As with the origins of all novels, the story for A Matter of Blood (and the other two books in the Forgotten Gods series) came about from a number of small moments. When I had been teaching, one of my colleagues’ classes was studying Milton’s Paradise Lost (which as an English graduate I’m ashamed to say I’d never read) and as we discussed it over lunch, I found the story quite fascinating. I started to play around with the idea of how things would be if perhaps there was some truth in it. I loved how you could take different perspectives on the characters and they could be ’good’ or ’evil’ depending on how you looked at it. This has become an underlying theme throughout the three books.

A lot of my favorite books have elements of the dystopic in them, and at the time of planning these books the world was sinking into its current financial mess. I love London, but it can be a gritty and grimy city and I wondered how it would be if everyone was suddenly out for themselves. What cuts would the government have to make and how would they affect people. What kind of financial institution could save the world from this predicament? Who would be behind such a thing? I didn’t want the novels to be pure science–fiction so I set them only a few years into the future

I’m also a fan of a serial killer novel but I wanted to do something different with that, too. The Man of Flies who stalks the pages of A Matter of Blood is far more than just your average serial killer, and the effects of his actions reach much further than just the police or the poor women he has killed. By investigating him, our hero—for want of a better word—Cass Jones, is forced to investigate his own personal history and he starts to feel like he is a pawn in a game of players who are all out of sight. Which is, of course, exactly what the Man of Flies had planned. He’s actually a character I’m very fond of, and I hope the readers will be too. Eventually.

And then there is Cass.
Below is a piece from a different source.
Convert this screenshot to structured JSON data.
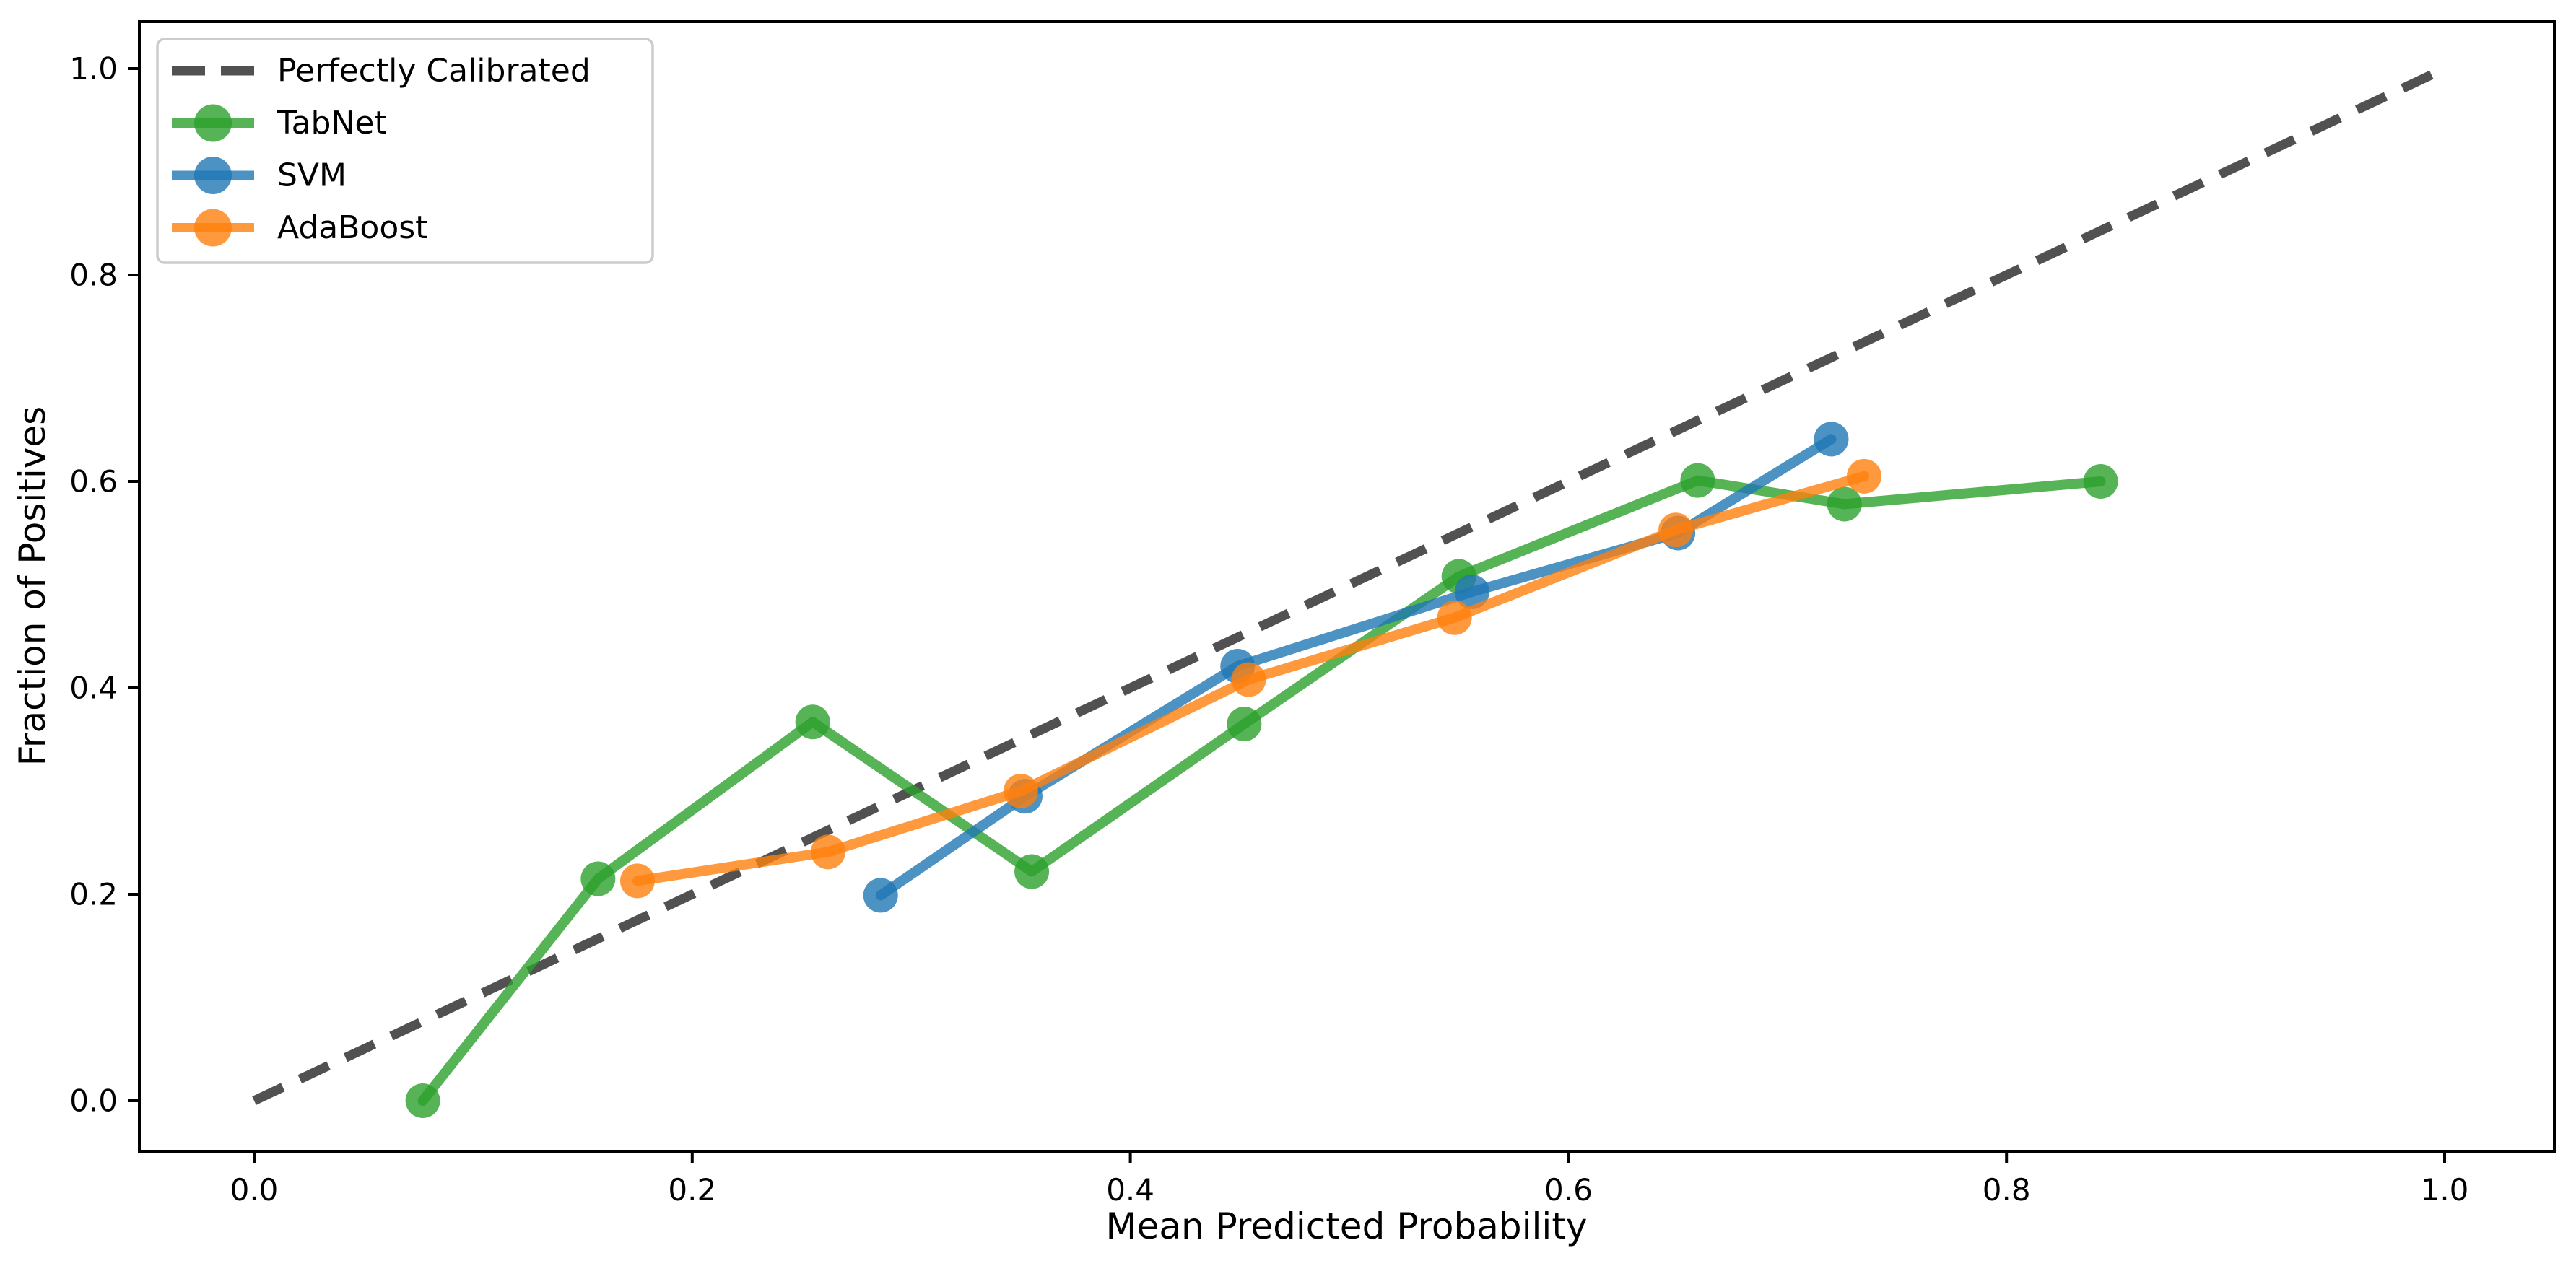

He’s damaged; there’s no getting around that. He is not a bad man, even though he considers himself to be. He has done some bad things—one terrible thing—and he can’t forgive himself for it. He drinks too much. He uses cocaine. He sleeps around on his wife. He makes deals with gangsters. But, for all that, he’s a very good detective who’s about to go on a journey that, by the end of book three, will change his life forever.

There is a serial killer on the loose. Two children have been gunned down in a hit gone wrong. And then there is a much more personal crime for Cass Jones. As the threads of each begin to weave together, and suspicion falls on Cass, it is up to him to find the truth at the centre of all of it. Perhaps it’s all a matter of blood.

I am exceptionally proud of the story told in The Forgotten Gods, and dark as it may be in places, I hope you enjoy Cass’s journey too.